Effect of lesioning A1 on localization in the midsagittal plane. Stimuli were 40-ms noise bursts. Data from individual animals are shown in each panel. Each line shows the fitted psychometric function obtained before (gray lines) and after (black lines) A1 was removed bilaterally. Note that the data in D are from F0318, the animal in which A1 turned out to be lesioned on one side only.

Fig. 10

Effect of lesioning larger regions of auditory cortex on localization in the midsagittal plane.
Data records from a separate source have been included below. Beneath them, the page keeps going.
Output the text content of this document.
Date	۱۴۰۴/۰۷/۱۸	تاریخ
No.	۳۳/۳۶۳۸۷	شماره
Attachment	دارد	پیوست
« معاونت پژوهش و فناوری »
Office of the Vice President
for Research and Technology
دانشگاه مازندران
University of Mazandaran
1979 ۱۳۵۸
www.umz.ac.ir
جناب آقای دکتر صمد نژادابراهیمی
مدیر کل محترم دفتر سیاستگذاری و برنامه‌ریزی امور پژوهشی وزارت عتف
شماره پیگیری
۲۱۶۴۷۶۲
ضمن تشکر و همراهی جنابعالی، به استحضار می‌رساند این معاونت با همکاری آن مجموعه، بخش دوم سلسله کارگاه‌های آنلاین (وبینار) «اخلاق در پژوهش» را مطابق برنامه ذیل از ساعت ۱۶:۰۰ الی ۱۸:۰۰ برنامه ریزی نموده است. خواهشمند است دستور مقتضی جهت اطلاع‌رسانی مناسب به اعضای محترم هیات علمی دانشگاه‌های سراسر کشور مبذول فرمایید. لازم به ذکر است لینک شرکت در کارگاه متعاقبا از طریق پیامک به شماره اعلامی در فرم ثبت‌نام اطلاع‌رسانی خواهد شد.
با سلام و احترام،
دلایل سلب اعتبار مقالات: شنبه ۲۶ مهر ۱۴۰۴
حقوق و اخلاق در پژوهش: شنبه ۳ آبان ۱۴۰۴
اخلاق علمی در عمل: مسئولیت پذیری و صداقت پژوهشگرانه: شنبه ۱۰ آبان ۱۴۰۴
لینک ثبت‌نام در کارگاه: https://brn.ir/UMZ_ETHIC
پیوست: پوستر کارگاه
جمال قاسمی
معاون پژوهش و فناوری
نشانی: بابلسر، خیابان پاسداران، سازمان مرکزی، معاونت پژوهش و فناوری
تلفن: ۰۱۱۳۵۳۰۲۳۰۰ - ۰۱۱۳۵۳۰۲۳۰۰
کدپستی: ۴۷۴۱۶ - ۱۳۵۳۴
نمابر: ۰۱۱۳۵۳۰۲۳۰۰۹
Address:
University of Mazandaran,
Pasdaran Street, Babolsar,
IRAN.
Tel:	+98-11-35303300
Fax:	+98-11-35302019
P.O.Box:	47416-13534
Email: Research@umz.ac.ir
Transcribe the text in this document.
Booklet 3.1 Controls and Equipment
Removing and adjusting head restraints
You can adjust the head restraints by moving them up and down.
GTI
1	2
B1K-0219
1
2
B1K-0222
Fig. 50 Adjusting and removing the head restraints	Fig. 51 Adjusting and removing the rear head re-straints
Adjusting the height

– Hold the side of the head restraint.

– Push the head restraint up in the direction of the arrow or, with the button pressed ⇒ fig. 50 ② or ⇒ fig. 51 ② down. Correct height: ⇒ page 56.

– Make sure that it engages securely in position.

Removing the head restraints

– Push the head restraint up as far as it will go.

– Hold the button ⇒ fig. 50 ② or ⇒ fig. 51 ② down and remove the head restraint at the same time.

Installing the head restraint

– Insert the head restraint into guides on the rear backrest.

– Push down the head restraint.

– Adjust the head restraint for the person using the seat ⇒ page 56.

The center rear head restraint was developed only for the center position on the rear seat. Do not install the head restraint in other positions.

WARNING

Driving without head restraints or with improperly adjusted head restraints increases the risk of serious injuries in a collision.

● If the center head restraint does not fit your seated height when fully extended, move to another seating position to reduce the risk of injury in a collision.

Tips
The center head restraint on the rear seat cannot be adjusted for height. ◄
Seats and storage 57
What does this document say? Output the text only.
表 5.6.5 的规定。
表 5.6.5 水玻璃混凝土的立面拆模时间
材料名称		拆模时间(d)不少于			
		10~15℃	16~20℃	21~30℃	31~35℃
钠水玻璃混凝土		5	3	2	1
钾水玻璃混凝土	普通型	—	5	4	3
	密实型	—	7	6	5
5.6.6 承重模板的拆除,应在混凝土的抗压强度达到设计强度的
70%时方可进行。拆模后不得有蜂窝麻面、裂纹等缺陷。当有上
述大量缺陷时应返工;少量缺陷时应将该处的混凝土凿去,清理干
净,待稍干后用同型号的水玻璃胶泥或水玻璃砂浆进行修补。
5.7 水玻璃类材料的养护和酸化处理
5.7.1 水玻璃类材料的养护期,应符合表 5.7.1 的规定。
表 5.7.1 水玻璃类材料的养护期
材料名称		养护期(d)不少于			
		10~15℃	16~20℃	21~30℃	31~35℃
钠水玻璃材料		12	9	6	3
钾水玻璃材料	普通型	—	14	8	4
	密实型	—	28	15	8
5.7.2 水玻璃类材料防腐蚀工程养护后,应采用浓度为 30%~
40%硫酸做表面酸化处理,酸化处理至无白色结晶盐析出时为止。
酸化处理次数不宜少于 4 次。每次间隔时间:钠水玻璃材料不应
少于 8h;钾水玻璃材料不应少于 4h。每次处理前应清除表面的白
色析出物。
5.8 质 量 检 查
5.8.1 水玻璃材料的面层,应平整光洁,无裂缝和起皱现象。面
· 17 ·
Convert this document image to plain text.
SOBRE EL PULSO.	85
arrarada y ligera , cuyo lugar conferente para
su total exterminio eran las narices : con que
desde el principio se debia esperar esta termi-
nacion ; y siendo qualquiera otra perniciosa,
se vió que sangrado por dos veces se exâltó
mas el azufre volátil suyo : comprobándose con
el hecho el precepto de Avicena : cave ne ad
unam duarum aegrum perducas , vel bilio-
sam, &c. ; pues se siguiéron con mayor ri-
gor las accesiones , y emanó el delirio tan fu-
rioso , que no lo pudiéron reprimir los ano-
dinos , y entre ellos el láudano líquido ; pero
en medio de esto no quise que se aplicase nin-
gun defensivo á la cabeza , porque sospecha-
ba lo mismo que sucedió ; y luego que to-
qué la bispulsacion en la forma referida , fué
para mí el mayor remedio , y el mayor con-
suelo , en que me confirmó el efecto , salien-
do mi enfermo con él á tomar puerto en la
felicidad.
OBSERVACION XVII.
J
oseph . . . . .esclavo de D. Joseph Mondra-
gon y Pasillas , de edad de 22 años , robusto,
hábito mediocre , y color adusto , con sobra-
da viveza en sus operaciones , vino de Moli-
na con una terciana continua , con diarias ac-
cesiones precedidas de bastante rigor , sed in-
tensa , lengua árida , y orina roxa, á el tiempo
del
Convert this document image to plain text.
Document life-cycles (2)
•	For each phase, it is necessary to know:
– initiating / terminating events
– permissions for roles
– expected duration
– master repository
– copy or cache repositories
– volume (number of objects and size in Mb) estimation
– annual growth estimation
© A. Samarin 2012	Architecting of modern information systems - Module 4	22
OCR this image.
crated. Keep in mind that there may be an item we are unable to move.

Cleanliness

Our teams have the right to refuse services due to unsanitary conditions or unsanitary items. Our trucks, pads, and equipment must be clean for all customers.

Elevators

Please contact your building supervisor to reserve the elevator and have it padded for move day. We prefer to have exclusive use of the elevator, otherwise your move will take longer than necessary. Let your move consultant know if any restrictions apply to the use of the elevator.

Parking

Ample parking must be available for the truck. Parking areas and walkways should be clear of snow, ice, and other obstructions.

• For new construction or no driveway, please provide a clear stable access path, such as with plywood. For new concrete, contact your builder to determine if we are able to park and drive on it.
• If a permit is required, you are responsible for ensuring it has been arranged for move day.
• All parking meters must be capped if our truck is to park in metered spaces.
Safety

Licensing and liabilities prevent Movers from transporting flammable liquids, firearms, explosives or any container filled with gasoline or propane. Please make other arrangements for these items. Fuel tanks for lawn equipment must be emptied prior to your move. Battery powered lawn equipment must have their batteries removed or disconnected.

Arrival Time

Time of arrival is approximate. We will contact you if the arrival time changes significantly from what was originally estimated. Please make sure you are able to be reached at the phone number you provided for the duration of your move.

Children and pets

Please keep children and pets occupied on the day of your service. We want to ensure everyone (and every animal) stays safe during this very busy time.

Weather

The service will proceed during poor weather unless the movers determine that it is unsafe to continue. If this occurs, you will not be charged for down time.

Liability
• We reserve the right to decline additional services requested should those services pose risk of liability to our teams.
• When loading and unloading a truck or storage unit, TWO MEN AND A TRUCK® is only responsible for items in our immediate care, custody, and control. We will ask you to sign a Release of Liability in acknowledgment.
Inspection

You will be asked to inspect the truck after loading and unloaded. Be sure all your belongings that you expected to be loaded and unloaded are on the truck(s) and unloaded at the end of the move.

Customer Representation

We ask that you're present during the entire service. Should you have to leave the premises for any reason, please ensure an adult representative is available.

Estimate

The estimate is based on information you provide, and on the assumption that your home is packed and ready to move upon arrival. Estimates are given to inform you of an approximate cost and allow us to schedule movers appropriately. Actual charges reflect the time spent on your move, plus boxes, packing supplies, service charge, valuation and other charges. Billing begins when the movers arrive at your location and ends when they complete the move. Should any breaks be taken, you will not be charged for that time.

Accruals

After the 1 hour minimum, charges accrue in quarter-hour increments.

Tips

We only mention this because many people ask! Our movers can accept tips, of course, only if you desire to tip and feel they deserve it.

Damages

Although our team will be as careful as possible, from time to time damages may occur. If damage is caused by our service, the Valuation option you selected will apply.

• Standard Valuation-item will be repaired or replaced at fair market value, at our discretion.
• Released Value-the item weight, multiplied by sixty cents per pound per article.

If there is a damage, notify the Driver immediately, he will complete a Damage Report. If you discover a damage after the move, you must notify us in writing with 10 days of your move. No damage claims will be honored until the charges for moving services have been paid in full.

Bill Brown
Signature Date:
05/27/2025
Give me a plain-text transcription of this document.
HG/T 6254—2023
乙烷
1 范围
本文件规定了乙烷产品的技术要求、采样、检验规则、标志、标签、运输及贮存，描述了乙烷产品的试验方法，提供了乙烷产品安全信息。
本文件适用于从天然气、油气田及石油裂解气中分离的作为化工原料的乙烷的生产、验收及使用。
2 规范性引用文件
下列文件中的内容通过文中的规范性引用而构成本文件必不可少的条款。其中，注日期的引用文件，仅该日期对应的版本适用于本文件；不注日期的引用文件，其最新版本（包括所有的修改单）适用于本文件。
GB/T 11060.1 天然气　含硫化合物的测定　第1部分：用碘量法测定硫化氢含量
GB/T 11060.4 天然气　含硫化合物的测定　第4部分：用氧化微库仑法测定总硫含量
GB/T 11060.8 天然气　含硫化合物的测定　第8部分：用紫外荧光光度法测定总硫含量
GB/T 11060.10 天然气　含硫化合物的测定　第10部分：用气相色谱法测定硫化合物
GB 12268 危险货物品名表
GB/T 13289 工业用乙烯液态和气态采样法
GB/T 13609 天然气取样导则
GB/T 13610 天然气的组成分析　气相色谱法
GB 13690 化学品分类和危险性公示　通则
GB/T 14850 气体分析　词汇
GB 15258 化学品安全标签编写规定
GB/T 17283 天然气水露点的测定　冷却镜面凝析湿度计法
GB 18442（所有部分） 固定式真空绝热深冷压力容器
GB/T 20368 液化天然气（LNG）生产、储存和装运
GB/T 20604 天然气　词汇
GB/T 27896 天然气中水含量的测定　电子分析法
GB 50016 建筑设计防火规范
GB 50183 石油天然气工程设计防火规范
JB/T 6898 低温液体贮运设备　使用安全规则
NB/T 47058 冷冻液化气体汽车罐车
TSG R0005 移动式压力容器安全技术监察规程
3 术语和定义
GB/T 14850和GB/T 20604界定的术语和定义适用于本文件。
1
A: bar chart showing the mean (±SD) number of trials taken by the control animals and by each the animals with large bilateral lesions of auditory cortex to reach a criterion level of performance (>85% correct with 500-ms noise bursts at the maximum speaker separation). B–D: each line shows the fitted psychometric function for these animals at different stimulus durations. Mean (±SD) scores achieved by the control animals (n = 9) are shown by the solid lines and error bars. Other lines show the psychometric functions for the 3 ferrets with large cortical lesions, which all lie below the range of values obtained for the control group. Animal F9932 was unable to perform above the level expected by chance with either 200- or 40-ms noise bursts.